Trade Secretary: Agreements with Japan to generate 250,000 jobs

Metro Manila (CNN Philippines)About 250,000 jobs will be created in the Philippines in the next few months, thanks to nearly two billion dollars worth of deals inked in Japan, a top trade official said Tuesday.

"The $1.85 billion is estimated to generate about 250,000 jobs over the next two years," Department of Trade and Industry (DTI) Secretary Ramon Lopez told CNN Philippines' "The Source."

The $1.85 billion is contained in 12 letters of interest signed among private companies.

It was part of $19 billion dollars worth of deals that President Rodrigo Duterte and his delegation brought home from the official visit to Japan a week ago.

The remaining $17 billion is a verbal pledge from Marubeni Corp., a trading company with operations in the Philippines.

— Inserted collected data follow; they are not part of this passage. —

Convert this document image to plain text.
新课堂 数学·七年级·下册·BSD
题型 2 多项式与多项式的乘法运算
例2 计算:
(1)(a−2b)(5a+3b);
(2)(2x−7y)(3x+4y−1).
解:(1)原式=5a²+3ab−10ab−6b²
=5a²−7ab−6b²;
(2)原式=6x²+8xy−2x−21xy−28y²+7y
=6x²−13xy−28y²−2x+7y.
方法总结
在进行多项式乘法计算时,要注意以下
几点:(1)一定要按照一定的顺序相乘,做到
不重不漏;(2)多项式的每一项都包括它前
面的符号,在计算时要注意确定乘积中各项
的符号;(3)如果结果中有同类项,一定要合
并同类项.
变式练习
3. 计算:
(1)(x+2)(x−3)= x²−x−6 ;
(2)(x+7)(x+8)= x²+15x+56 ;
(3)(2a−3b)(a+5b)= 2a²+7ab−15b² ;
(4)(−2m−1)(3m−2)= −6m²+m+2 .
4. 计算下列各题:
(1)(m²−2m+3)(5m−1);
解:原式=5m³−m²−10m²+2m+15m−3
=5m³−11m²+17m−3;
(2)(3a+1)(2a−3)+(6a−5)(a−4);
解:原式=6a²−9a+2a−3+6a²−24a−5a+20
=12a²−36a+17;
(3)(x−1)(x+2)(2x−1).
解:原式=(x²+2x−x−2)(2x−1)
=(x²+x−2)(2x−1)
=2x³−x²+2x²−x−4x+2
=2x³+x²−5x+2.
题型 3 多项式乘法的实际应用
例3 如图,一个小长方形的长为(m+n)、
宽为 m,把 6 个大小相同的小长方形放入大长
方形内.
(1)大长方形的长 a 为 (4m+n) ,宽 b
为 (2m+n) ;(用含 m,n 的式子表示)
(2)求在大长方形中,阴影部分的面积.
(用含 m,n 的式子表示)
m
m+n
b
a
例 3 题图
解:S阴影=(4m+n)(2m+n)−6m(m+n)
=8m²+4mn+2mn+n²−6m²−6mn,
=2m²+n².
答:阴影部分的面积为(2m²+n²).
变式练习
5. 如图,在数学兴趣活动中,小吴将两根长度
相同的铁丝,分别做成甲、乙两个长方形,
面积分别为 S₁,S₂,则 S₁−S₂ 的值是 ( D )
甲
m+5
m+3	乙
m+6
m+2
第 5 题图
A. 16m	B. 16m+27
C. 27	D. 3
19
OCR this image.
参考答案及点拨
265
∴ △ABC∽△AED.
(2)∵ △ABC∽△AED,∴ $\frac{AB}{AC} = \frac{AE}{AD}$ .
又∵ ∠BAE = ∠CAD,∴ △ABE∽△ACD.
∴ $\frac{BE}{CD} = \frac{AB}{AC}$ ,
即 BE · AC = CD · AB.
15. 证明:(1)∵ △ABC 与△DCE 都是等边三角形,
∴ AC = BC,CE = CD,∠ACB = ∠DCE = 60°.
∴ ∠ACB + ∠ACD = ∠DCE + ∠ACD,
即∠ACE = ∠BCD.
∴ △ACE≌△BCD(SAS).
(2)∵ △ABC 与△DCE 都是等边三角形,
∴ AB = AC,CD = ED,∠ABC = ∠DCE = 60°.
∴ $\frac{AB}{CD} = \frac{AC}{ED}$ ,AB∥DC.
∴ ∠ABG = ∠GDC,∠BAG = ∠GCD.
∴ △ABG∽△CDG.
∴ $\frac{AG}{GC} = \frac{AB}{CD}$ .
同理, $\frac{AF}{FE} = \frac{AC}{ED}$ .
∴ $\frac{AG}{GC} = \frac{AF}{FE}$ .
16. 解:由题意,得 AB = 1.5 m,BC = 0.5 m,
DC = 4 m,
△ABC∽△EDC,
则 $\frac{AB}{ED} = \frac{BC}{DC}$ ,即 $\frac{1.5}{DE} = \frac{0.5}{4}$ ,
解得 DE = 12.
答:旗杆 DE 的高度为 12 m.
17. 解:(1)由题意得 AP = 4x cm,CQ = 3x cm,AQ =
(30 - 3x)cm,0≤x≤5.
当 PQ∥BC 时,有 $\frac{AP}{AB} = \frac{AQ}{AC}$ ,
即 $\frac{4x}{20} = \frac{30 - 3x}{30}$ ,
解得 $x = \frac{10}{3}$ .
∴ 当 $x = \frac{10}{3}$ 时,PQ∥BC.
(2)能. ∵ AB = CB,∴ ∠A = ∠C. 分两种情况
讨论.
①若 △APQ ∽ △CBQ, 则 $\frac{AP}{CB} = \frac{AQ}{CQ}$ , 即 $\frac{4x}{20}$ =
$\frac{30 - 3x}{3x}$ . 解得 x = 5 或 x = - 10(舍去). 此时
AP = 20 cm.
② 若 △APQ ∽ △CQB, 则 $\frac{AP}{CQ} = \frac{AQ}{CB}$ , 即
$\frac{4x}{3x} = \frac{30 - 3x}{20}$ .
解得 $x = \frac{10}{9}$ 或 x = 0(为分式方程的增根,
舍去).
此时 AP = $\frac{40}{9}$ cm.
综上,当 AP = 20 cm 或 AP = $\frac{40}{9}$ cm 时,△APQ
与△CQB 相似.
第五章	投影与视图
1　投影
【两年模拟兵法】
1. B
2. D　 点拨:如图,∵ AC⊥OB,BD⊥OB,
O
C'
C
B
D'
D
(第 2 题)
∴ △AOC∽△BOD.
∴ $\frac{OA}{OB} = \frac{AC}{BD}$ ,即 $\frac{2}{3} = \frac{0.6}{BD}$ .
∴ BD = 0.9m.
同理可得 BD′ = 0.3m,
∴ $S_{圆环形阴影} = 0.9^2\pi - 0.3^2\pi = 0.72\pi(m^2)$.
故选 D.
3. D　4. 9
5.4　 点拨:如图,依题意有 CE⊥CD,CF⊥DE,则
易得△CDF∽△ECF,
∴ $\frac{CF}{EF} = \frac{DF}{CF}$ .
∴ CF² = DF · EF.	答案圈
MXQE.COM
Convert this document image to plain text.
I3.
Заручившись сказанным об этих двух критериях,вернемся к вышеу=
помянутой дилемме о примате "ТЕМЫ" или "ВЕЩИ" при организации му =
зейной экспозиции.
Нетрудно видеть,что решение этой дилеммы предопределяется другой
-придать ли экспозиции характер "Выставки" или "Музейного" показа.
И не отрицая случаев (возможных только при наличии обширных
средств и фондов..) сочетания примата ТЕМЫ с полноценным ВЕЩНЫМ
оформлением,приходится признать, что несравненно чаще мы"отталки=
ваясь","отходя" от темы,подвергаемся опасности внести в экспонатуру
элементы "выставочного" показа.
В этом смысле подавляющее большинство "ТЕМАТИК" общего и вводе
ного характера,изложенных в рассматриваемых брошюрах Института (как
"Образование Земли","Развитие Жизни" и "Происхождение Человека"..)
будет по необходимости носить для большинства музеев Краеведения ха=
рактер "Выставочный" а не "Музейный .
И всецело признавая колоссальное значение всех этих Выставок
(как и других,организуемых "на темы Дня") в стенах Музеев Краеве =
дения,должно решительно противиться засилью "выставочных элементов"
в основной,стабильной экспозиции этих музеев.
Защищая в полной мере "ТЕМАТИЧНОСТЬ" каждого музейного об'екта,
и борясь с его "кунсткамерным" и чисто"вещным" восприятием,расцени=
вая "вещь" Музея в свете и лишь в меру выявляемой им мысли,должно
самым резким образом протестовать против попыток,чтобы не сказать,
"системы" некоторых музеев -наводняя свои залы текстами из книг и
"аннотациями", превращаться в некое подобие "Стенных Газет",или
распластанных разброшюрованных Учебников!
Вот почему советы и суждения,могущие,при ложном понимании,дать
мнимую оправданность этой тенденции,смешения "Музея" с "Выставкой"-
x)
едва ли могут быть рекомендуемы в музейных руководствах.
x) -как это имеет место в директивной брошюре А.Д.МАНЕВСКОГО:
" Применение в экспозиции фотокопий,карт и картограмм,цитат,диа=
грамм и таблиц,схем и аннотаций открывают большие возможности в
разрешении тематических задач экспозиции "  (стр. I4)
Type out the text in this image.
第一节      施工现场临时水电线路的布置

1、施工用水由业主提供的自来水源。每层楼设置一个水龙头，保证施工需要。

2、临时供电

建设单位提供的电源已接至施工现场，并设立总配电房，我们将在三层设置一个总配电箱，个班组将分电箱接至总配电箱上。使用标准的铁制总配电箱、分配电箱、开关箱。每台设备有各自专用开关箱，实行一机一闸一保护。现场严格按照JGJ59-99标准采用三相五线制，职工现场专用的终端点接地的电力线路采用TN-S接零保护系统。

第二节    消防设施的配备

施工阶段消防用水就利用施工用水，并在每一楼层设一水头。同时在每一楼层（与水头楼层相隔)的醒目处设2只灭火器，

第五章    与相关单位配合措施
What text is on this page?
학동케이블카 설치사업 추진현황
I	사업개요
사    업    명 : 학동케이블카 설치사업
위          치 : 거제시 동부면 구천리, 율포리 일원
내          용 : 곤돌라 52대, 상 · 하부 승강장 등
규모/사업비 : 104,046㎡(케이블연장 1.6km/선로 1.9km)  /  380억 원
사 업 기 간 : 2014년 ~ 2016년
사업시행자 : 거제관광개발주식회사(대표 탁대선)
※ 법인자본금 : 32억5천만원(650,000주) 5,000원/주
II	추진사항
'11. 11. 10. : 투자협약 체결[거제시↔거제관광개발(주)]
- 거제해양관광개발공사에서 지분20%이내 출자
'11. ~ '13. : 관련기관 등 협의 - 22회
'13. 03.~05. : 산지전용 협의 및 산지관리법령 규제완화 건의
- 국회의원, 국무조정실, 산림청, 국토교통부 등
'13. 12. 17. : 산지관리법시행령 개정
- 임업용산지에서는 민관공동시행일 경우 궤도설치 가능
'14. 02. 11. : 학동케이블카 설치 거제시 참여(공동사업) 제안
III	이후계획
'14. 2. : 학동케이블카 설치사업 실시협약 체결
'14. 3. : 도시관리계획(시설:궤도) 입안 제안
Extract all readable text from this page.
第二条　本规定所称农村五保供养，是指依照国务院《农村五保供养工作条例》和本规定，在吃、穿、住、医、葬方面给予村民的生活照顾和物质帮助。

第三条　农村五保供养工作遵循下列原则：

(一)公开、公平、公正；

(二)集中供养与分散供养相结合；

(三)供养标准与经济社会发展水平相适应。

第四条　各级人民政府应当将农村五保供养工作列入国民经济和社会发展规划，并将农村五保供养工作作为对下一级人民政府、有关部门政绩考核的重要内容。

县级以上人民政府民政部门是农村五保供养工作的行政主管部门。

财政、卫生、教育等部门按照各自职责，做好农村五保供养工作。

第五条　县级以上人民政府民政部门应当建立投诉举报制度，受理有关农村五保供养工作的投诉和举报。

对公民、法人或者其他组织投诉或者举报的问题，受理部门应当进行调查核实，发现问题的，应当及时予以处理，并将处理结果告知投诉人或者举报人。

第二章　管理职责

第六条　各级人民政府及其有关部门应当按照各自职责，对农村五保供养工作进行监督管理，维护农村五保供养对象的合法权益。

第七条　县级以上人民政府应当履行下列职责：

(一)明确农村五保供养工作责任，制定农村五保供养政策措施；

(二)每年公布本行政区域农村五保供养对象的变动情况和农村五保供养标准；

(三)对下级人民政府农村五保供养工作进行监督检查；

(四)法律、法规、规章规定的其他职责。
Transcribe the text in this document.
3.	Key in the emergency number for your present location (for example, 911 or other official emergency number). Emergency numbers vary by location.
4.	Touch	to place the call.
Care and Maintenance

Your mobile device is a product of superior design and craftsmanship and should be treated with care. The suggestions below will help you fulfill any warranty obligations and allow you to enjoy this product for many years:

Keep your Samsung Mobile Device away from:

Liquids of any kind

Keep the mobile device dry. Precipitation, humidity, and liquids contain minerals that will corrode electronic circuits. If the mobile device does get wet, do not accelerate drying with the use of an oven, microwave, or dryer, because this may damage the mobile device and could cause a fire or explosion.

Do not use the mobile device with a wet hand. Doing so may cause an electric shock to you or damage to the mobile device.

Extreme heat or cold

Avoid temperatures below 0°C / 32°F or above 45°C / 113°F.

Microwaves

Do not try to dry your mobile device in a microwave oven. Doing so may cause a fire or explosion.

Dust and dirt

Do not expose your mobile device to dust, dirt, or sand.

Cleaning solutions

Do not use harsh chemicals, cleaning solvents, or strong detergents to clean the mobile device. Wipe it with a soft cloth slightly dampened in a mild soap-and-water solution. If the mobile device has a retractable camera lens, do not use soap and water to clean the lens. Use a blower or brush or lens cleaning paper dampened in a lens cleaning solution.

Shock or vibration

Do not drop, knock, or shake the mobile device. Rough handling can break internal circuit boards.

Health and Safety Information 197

Lopez said the amount included ventures in manufacturing, solar energy, optical stabilization in cell phones, and egg production.

Marubeni intends to contribute to medium-term infrastructure projects, including roads and airports.

Japan's intended pursuits include manufacturing and technology.

Under the Department of Trade and Industry's Comprehensive Automotive Resurgence Strategy  program, foreign companies are encouraged to produce cars in the Philippines instead of importing them, which will create opportunities for local suppliers.

"When they produce here, you are now encouraging local parts manufacturers in the country... to put up their operation to supply (the cars)," said Lopez.

Lopez says Toyota agreed to produce the Toyota Vios and Mitsubishi agreed to produce the Mirage model here. The automotive strategy program was signed in an Executive Order last year.

Japan has been a top donor and trade partner of the Philippines, accounting for 15.5 percent of trade this year.

Related: Duterte says Japan 'closer than brother'

Philippines boosting regional cooperation

The deals from Japan are the latest following Duterte's state visits to Brunei and China.

"You can have a sense that the president is really trying to strengthen the regional cooperation within this part of the world," said Lopez.

Duterte previously returned with $13.5 billion worth of deals from China.

Concerns about the agreements were raised after one company was reportedly blacklisted by the World Bank and another involved in a venture in the disputed South China Sea.

Related: Government says infra deals haven't been committed to China

Lopez maintains that they were not aware of these, as the involved companies were recommended by the Chinese government.

The partnerships have yet to be formalized, and the Chinese companies will conduct feasibility studies.

The government would exercise due diligence in choosing the partnerships to enter into, Lopez said.

"Given that new information, obviously we'll have to review all what's on the table," he said. "And (those) LOIs and (memoranda of understanding), they have (an) escape clause... if you want to pursue it or not. That's no problem to us."

Duterte is set to visit Malaysia next, where the peace process and the trade of halal are expected to be discussed.